• Sonuç bulunamadı

4. COĞRAFİ BİLGİ SİSTEMİ ve ARKEOLOJİ BİLİMİ

4.7. Kültürel Mirasın Korunmasına Yönelik Coğrafi Bilgi Sisteminde Mekânsal Ver

Coğrafi Bilgi Sistemlerinin temel bileşenlerinden biri olan ‘veri toplama’ aşamasında kullanılan yöntemler çeşitlilik gösterir. Bu çeşitlilik; çalışma alanı büyüklüğüne, ihtiyaç duyulan veri hassasiyetine, iklim, hava şartları, hız vb. ölçütlere göre farklılık gösterir ve bu ölçütler göz önünde bulundurularak seçim yapılır.

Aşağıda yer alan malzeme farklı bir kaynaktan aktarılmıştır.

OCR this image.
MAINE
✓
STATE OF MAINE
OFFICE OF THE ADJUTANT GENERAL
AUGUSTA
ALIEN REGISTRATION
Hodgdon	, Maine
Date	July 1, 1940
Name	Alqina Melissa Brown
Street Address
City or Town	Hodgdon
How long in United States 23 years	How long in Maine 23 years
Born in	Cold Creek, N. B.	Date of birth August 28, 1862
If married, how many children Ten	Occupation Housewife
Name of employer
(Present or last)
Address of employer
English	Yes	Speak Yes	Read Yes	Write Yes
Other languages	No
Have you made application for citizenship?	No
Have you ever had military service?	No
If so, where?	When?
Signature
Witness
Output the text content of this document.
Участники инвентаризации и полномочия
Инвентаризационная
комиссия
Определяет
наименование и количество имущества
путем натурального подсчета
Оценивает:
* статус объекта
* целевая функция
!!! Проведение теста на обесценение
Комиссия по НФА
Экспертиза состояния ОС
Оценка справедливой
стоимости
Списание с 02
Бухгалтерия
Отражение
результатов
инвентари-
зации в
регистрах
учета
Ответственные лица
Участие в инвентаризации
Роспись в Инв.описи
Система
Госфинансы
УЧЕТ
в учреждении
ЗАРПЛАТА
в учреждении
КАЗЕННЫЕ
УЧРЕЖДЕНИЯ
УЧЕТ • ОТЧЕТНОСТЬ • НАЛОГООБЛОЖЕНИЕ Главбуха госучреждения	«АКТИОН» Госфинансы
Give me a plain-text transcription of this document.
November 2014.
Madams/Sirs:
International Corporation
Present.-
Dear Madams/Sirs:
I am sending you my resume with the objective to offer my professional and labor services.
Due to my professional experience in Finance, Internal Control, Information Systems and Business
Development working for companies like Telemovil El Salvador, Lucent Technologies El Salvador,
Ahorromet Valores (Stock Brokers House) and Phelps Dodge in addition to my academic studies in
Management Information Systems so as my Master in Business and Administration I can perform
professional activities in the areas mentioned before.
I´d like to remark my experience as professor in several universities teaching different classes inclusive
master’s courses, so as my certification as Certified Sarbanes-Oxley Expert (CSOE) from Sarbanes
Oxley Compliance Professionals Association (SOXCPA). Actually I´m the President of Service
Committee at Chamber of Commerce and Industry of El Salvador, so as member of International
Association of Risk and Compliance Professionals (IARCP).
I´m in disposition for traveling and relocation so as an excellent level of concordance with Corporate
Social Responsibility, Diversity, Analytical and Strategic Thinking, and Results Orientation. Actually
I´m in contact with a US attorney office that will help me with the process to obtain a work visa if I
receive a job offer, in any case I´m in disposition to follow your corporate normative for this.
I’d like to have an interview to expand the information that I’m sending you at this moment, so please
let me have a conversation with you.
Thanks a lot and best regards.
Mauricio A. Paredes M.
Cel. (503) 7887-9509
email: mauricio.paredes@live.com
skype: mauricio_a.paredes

CBS’de kullanılan mekânsal veriler, yeryüzünden yersel ve uydu bazlı ölçümlere dayalı olarak toplanan ve üzerinde herhangi bir işlem gerçekleştirilmemiş verileri kapsamaktadır. Yeryüzündeki belli alanlarda çeşitli verilerin toplanmasında jeodezik,

fotogrametrik ve uzaktan algılama ölçüm tekniklerinden yararlanılmaktadır. Son zamanlarda uzaktan algılama tekniği yaygın olarak kullanılmakla birlikte çeşitli sebeplerle birçok olumlu tarafı dikkat çekmektedir. Buna ek olarak son zamanlarda kullanımı yaygınlaşan bir başka teknik ise yersel lazer tarayıcılardır. Birçok mühendislik ve mimarlık projelerinin yanı sıra arkeolojik amaçlı CBS uygulamalarında da yaygın olarak lazer tarayıcılarından faydalanılmaktadır. Arkeolojik alanlarda yapılan birçok çeşit çalışma konusu olduğu için çalışma yöntemleri de buna bağlı olarak değişmektedir fakat her durumda ortak payda; işleyişin hızlı olması, maddesel kültür miraslarına zarar vermeden ve doğru veri üreterek, yapılan analizlerden doğru sonuca ulaşabilecek şekilde çalışmayı tamamlamaktır. Arkeolojik alanlarda, CBS için kullanılan ölçüm yöntemlerinden herhangi birini seçmenin yanı sıra; bu yöntemlerin, ihtiyaca göre birlikte kullanılması da mekânsal veri üretme ve üretilen verinin yönetimi konusunda birçok fayda sağlamaktadır. Böylelikle maddesel kültürel mirasın istenilen düzeyde modellenebilmesi mümkün hale gelmektedir. Sonuç olarak arkeolojik alandaki maddesel kültür objelerinin ve arkeolojik sitlerin 3 Boyutlu (3D) modellenmesini gerektiren çalışmalarda, ki birçok arkeolojik alanda özellikle turizm için kullanılmakta, farklı tekniklerin bir arada kullanılması ile oldukça başarılı ve sürdürülebilir sonuçlar alınabilmektedir. İhtiyaç kadar ve çalışmanın amacı doğrultusunda veri sağlama amacını taşıyan bir modelleme çalışmasında; proje planlaması, yukarıda bahsedilen ölçüm teknikleri ve bu yöntemlerle elde edilen verilerin birbiri ile entegre edilmesi sağlandığında hedeflenen sonuç ürüne en doğru şekilde ulaşılmış olacaktır (Voltolini ve ark., 2007). Aşağıda ölçüm teknikleri ve çalışma yöntemleri anlatılmıştır.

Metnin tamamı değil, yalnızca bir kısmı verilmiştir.